Making matters worse, California’s incentive structure for residential rooftop solar “has disproportionately shifted cost recovery onto non-solar customers.” Residential solar has become widespread, particularly among the state’s wealthier homeowners. These households are “credited at the retail rate for every kWh of solar electricity they generate.” In fact, subsidized rooftop solar is so common among well-heeled Californians that the report finds “higher-income households now consume only modestly more electricity than lower-income households.” This serves to shift the cost-recovery burden onto the somewhat reduced volume of kilowatt hours generated by the utilities, and the resultant higher rates are then paid by the relatively less wealthy ratepayers who don’t have solar panels.

Not only are higher electricity costs a disproportionate burden on low-income Californians (and quite possibly a contributor to the ongoing exodus of individuals and businesses from the state in recent years), they also serve to undercut other environmental goals, such as electrification of transportation and space heating.

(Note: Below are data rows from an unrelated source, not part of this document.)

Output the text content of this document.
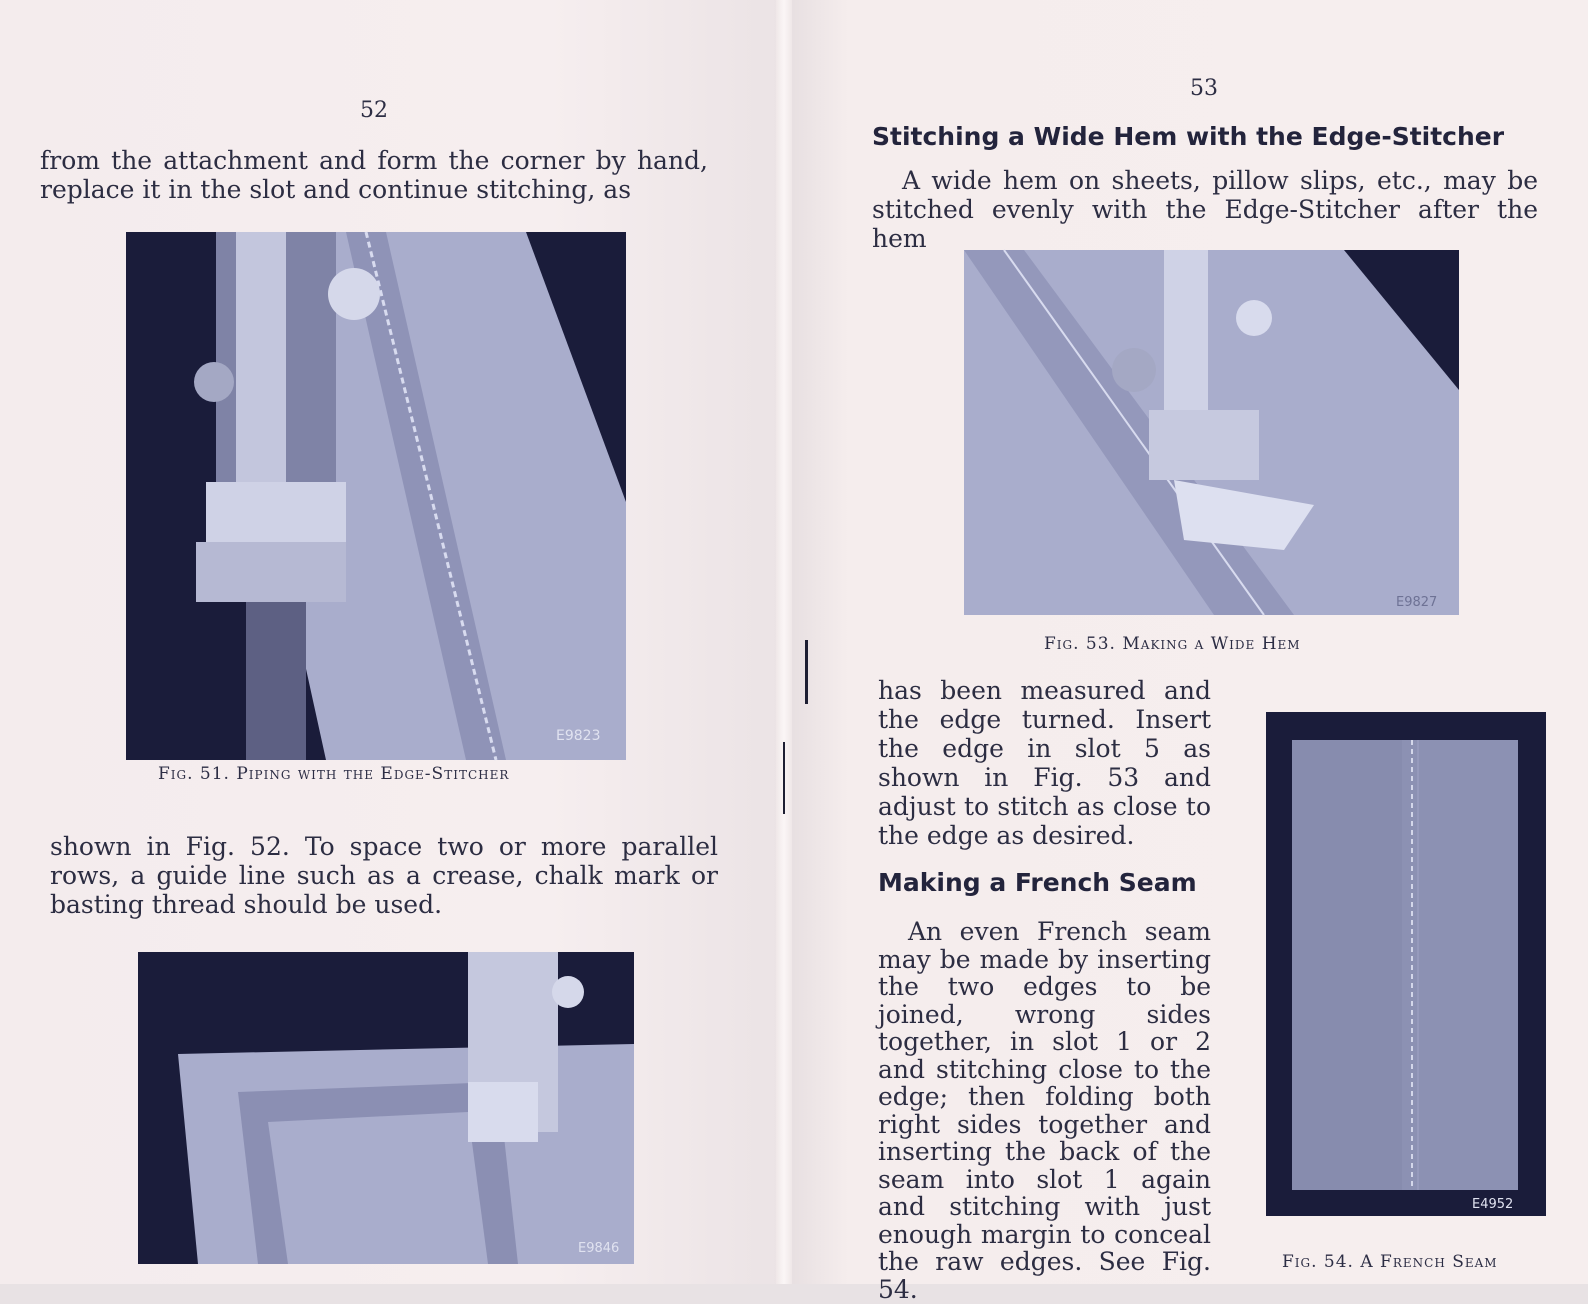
52
from the attachment and form the corner by hand, replace it in the slot and continue stitching, as
E9823
Fig. 51. Piping with the Edge-Stitcher
shown in Fig. 52. To space two or more parallel rows, a guide line such as a crease, chalk mark or basting thread should be used.
E9846
53
Stitching a Wide Hem with the Edge-Stitcher
A wide hem on sheets, pillow slips, etc., may be stitched evenly with the Edge-Stitcher after the hem
E9827
Fig. 53. Making a Wide Hem
has been measured and the edge turned. Insert the edge in slot 5 as shown in Fig. 53 and adjust to stitch as close to the edge as desired.
Making a French Seam
An even French seam may be made by inserting the two edges to be joined, wrong sides together, in slot 1 or 2 and stitching close to the edge; then folding both right sides together and inserting the back of the seam into slot 1 again and stitching with just enough margin to conceal the raw edges. See Fig. 54.
E4952
Fig. 54. A French Seam
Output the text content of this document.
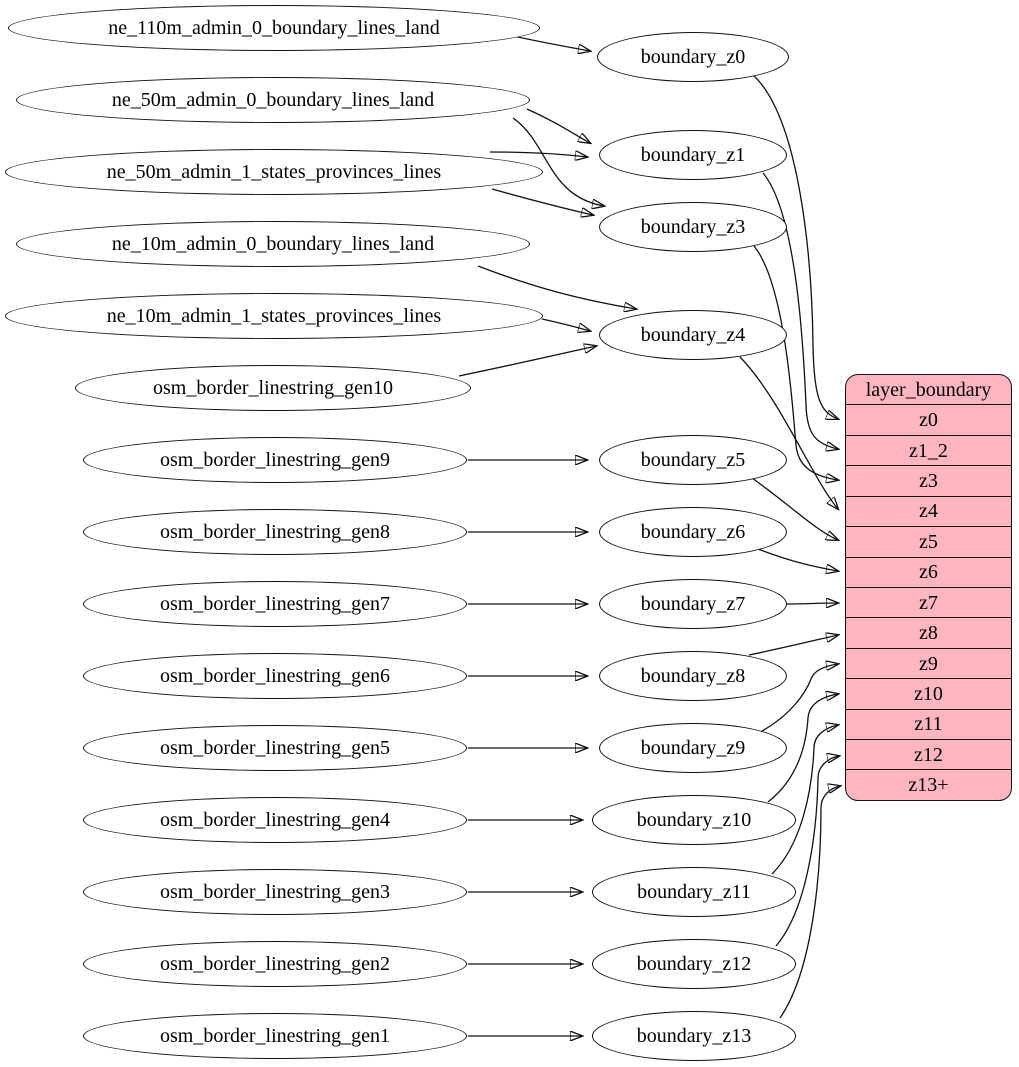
ne_110m_admin_0_boundary_lines_land
ne_50m_admin_0_boundary_lines_land
ne_50m_admin_1_states_provinces_lines
ne_10m_admin_0_boundary_lines_land
ne_10m_admin_1_states_provinces_lines
osm_border_linestring_gen10
osm_border_linestring_gen9
osm_border_linestring_gen8
osm_border_linestring_gen7
osm_border_linestring_gen6
osm_border_linestring_gen5
osm_border_linestring_gen4
osm_border_linestring_gen3
osm_border_linestring_gen2
osm_border_linestring_gen1
boundary_z0
boundary_z1
boundary_z3
boundary_z4
boundary_z5
boundary_z6
boundary_z7
boundary_z8
boundary_z9
boundary_z10
boundary_z11
boundary_z12
boundary_z13
layer_boundary
z0
z1_2
z3
z4
z5
z6
z7
z8
z9
z10
z11
z12
z13+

The report proposed a number of redistribution schemes in which new income-based taxes or fees are imposed and the proceeds used to reduce electric bills for those of less means. However, doing so is very unlikely to make whole all or even most people harmed by higher electricity costs. A better response would be to recognize the substantial and regressive costs of the climate agenda before imposing any more such measures. Other states, as well as the federal government, should look to California’s electricity system as a cautionary tale.